I only focus and try to obtain the fully understanding and intuitive sense of the most basic and fundamental concepts or theorem, but for others things which could be proved or just 'special case aspect' of the basic concepts, I only to referring them when I use it, but not to try to understand or memorize.
Like, The concepts of Limits and Derivative and Theorem of Differentiability implies Continuity are the three most fundamental stuffs. I'll put focus on that to fully understand why it's true.
But for the rules, like $f'(x^n)=nx^{n-1}$, or sum rule, product rule, quotient rule and so on, I only know they are proved from the basic concept of derivative, i.e. $\lim_{\Delta x\rightarrow 0}\frac{f(x_0+\Delta x)-f(x_0)}{\Delta x}$. All the rules are from this basic concept. So I understand this basic concept intuitively means we find the instantaneously changing rates with respect to $x$.
But for the rules, like integer power differentiation, i.e. $f'(x^n)=nx^{n-1}$, I cannot 'understand' it in the same way with that of basic concept of derivative(instantaneously changing rates with respect to $x$).
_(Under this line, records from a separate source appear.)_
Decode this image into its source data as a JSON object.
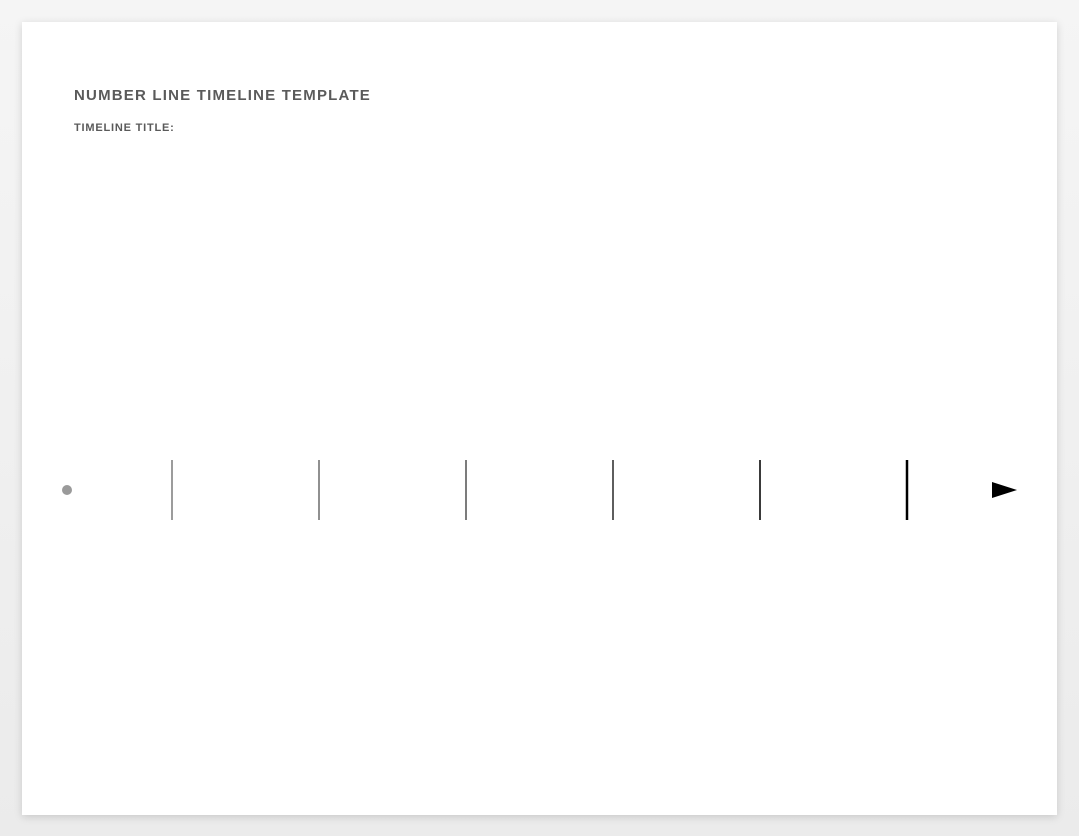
{
  "header": {
    "title": "NUMBER LINE TIMELINE TEMPLATE",
    "subtitle": "TIMELINE TITLE:"
  },
  "timeline": {
    "tick_count": 6,
    "start_circle": true,
    "end_arrow": true
  }
}
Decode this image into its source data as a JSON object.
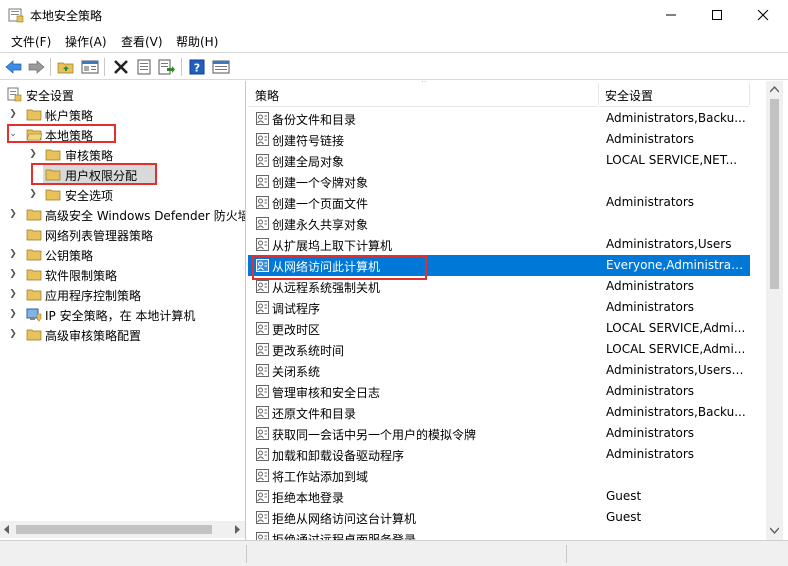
{
  "window": {
    "title": "本地安全策略",
    "minimize_glyph": "—",
    "maximize_glyph": "☐",
    "close_glyph": "✕"
  },
  "menu": [
    {
      "label": "文件(F)"
    },
    {
      "label": "操作(A)"
    },
    {
      "label": "查看(V)"
    },
    {
      "label": "帮助(H)"
    }
  ],
  "toolbar": {
    "icons": [
      "back-arrow-icon",
      "forward-arrow-icon",
      "up-folder-icon",
      "show-hide-tree-icon",
      "delete-icon",
      "properties-icon",
      "export-list-icon",
      "help-icon",
      "view-icon"
    ]
  },
  "tree": {
    "root": "安全设置",
    "items": [
      {
        "label": "帐户策略",
        "expanded": false
      },
      {
        "label": "本地策略",
        "expanded": true
      },
      {
        "label": "审核策略",
        "expanded": false
      },
      {
        "label": "用户权限分配",
        "selected": true
      },
      {
        "label": "安全选项",
        "expanded": false
      },
      {
        "label": "高级安全 Windows Defender 防火墙",
        "expanded": false
      },
      {
        "label": "网络列表管理器策略"
      },
      {
        "label": "公钥策略",
        "expanded": false
      },
      {
        "label": "软件限制策略",
        "expanded": false
      },
      {
        "label": "应用程序控制策略",
        "expanded": false
      },
      {
        "label": "IP 安全策略，在 本地计算机"
      },
      {
        "label": "高级审核策略配置",
        "expanded": false
      }
    ]
  },
  "list": {
    "columns": {
      "policy": "策略",
      "setting": "安全设置"
    },
    "rows": [
      {
        "name": "备份文件和目录",
        "setting": "Administrators,Backu..."
      },
      {
        "name": "创建符号链接",
        "setting": "Administrators"
      },
      {
        "name": "创建全局对象",
        "setting": "LOCAL SERVICE,NET..."
      },
      {
        "name": "创建一个令牌对象",
        "setting": ""
      },
      {
        "name": "创建一个页面文件",
        "setting": "Administrators"
      },
      {
        "name": "创建永久共享对象",
        "setting": ""
      },
      {
        "name": "从扩展坞上取下计算机",
        "setting": "Administrators,Users"
      },
      {
        "name": "从网络访问此计算机",
        "setting": "Everyone,Administrat...",
        "selected": true
      },
      {
        "name": "从远程系统强制关机",
        "setting": "Administrators"
      },
      {
        "name": "调试程序",
        "setting": "Administrators"
      },
      {
        "name": "更改时区",
        "setting": "LOCAL SERVICE,Admi..."
      },
      {
        "name": "更改系统时间",
        "setting": "LOCAL SERVICE,Admi..."
      },
      {
        "name": "关闭系统",
        "setting": "Administrators,Users,..."
      },
      {
        "name": "管理审核和安全日志",
        "setting": "Administrators"
      },
      {
        "name": "还原文件和目录",
        "setting": "Administrators,Backu..."
      },
      {
        "name": "获取同一会话中另一个用户的模拟令牌",
        "setting": "Administrators"
      },
      {
        "name": "加载和卸载设备驱动程序",
        "setting": "Administrators"
      },
      {
        "name": "将工作站添加到域",
        "setting": ""
      },
      {
        "name": "拒绝本地登录",
        "setting": "Guest"
      },
      {
        "name": "拒绝从网络访问这台计算机",
        "setting": "Guest"
      },
      {
        "name": "拒绝通过远程桌面服务登录",
        "setting": ""
      }
    ]
  },
  "colors": {
    "selection": "#0078d7",
    "highlight_box": "#e23030",
    "folder": "#e8c15b"
  }
}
Only thing I know is that it's proved from the definition of derivative.
So, is it enough for mastering the rules ? Because for definition of derivative, I could still graph a function, and to see the trending when $\Delta x \rightarrow 0$, the limit will get the instantaneous changing rate at the point of $x_0$. But for the proved rules, like $f'(x^n)=nx^{n-1}$, it's very hard to get the intuitively feeling in the same way with the derivative.
Learn the history of Analysis, Specially History of Analysis from 16th century to Euler and Cauchy, Weistrauss School and Cantor. Analysis by history and History Of mathematics by John Stillwell. That will instill the sense of motivation for the ideas.